Когда Лада убежала в землянку и оттуда послышались ее сдавленные рыдания, Каркун тяжело вздохнул. Девка и так натерпелась за последнее время, а тут еще и ты на нее огнем пышешь.
– Увязалась на нашу голову… – буркнул он и внимательно посмотрел на притихшего пленника. Коловрат лежал неподвижно, вырваться не пытался, а дыхание из надсадного стало почти нормальным.
– Батый Рязань разорил. Мы за ним идем, на себя повернуть хотим, – начал говорить Каркун как можно более спокойным голосом.
– Развяжи, – раздался глухой ответ Евпатия. Звучал он хоть и хрипло, но вполне здраво.
Воевода маленького отряда приподнял голову, силясь увидеть сидящего у него на ногах Каркуна. Тот неуверенно посмотрел на него, потом на двух дружинников, прижимающих плечи Коловрата к земле, и кивнул. Дюжие руки отпустили пленника, а сам Каркун встал и развязал свою опояску.
Евпатий сел, обвел сумрачным взглядом поляну – все смотрели на него. Зачерпнув пригоршню снега, он с силой потер лицо, чтобы прийти в себя, а заодно избавиться на мгновение от этих пытливых взглядов. На душе было тяжело и гадко. Кровь на подбородке у Каркуна Коловрат заметил, как и бледное, напряженное лицо Ратмира. Да и остальные смотрели на него с плохо скрываемой опаской. Но деваться было некуда…
– Помню я, – сказал он, поднимаясь на ноги и растирая затекшие от пут запястья.
Каркун кивнул. Над одинокой охотничьей заимкой пронесся едва слышный вздох облегчения. Дружинники стали собирать вещи, а Евпатий, постояв минуту, чтобы окончательно прийти в себя, направился в землянку, в которой спал. Оттуда все еще слышались сдавленные всхлипы Лады.
Дрожащий огонек лучины высветил сидящую на полу девушку. Она уткнулась головой в колени, а плечи тряслись от рыданий.
Коловрат поднял ее, заглянул в припухшие газа.
– Я же хотела… Я… А они…
Уткнувшись в широкую грудь Евпатия, Лада расплакалась еще сильнее, а он гладил ее по голове и приговаривал шепотом:
– Ты молодец! Все хорошо сделала.
Девушка подняла голову и пытливо заглянула Коловрату в глаза.
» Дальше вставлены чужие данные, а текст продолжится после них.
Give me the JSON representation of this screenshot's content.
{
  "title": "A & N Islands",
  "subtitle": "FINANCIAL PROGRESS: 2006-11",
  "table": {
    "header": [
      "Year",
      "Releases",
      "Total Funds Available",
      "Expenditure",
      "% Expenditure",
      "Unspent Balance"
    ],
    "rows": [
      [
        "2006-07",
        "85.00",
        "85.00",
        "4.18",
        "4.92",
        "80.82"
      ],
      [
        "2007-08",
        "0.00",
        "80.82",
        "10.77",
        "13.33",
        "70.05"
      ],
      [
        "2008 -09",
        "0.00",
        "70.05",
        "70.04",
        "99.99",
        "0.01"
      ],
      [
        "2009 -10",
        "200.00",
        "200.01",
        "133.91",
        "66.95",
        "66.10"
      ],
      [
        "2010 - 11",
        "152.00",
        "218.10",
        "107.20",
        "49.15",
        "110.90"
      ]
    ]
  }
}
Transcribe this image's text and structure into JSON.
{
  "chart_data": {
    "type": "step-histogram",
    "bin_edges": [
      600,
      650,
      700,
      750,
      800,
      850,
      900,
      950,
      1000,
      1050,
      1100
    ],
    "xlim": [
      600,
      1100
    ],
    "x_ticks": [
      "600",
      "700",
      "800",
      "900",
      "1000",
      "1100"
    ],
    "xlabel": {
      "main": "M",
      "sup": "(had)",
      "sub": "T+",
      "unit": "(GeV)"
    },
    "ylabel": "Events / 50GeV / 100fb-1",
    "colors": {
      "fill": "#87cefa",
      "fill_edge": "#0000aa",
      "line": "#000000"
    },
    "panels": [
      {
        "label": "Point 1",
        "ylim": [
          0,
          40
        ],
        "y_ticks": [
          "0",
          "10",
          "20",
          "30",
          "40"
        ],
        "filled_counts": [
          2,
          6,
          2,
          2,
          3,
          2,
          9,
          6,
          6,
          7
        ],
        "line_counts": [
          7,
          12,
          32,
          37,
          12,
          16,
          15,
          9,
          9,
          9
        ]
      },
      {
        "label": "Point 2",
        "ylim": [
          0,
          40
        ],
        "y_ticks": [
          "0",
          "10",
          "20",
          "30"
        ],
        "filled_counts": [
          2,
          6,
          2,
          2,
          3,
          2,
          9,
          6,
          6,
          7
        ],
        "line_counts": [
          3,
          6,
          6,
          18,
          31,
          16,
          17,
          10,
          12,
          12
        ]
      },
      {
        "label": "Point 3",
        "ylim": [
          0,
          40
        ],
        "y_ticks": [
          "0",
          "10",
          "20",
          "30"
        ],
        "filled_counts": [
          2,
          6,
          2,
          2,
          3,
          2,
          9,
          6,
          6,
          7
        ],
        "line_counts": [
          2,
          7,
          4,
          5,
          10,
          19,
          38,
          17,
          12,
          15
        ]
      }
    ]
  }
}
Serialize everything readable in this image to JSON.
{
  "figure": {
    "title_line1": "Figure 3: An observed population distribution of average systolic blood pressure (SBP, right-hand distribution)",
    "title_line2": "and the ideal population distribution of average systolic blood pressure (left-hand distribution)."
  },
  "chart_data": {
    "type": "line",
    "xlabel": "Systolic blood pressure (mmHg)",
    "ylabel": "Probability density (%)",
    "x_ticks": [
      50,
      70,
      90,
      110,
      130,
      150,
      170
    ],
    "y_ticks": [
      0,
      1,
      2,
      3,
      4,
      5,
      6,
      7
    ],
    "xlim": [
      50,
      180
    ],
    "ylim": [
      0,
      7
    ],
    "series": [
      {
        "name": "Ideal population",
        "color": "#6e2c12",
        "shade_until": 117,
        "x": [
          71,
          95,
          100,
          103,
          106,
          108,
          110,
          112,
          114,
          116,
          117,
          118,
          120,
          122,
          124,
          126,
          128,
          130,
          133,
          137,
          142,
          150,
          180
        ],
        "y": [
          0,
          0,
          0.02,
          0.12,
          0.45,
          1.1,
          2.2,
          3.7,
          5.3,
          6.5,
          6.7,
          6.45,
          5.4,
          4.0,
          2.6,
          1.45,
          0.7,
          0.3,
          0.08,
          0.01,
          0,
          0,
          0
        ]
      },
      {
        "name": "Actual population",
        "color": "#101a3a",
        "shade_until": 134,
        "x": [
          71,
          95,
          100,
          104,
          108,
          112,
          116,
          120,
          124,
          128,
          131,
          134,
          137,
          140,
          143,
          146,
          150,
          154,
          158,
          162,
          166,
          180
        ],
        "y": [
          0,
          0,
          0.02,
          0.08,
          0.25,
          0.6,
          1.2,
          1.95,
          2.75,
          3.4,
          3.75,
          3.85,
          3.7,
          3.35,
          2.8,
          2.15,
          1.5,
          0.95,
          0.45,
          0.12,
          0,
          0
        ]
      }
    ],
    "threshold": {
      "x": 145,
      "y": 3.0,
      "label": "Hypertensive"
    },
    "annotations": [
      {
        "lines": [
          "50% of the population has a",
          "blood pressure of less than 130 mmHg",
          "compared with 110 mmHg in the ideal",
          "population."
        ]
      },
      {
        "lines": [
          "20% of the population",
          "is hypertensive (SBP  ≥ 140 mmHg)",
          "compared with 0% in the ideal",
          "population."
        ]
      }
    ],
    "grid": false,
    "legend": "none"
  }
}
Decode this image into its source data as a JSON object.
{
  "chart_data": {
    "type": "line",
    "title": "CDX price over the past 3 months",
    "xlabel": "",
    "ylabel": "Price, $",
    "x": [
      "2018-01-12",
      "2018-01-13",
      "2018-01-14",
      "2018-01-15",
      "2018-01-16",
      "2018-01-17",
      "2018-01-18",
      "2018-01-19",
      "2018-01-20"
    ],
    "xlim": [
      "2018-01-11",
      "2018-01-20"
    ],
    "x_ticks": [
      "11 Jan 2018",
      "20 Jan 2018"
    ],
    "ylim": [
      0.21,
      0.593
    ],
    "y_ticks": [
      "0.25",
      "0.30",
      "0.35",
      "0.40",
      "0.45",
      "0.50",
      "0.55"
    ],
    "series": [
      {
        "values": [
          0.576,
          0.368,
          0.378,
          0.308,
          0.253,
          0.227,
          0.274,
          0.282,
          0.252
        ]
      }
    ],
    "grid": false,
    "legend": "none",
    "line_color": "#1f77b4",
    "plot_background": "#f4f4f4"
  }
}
На ее лице было написано такое мучительное страдание, что у закаленного в боях витязя сжалось сердце.
– Я знаю, как правильно!.. – между тем всхлипывала Лада. – А они говорят, что увязалась… Нет, я правда дура!
– Не слушай никого. Без тебя мы пропали бы.
– Да? – преданный взгляд прожег Евпатия насквозь.
– Конечно!
Лада робко улыбнулась, и он улыбнулся ей в ответ. Через минуту-другую деятельная натура девушки взяла верх. Слезы высохли, ключница подняла оставленную на полу берестяную тарелку и протянула Коловрату:
– Это тебе.
Есть совершенно не хотелось, но отказать он не мог:
– Давай-ка пополам.
Усадив Ладу на ворох старых шкур, которые раньше служили ему кроватью, Евпатий опустился рядом и взял остывший кусок мяса.
Охотничья заимка казалась пустой, только небольшой костер горел и потрескивал посреди поляны. Подле него одиноко сидела хрупкая фигурка, и беспокойные рыжие язычки пламени отражались в ее широко распахнутых серых глазах.
Когда малая дружина Коловрата ушла, Лада долго не могла найти себе места. Она сделала все, что было в ее силах: сварила похлебку из свежепойманных глухарей, которых приволок Каркун, насобирала целую гору хвороста для костра, подсобила ратникам подготовиться к вылазке. Если бы Евпатий Львович разрешил ей пойти вместе со всеми в татарский стан, она бы побежала не задумываясь. Но он запретил. Строго-настрого. А когда она спросила, еще и посмотрел так, что у ключницы душа в пятки ушла.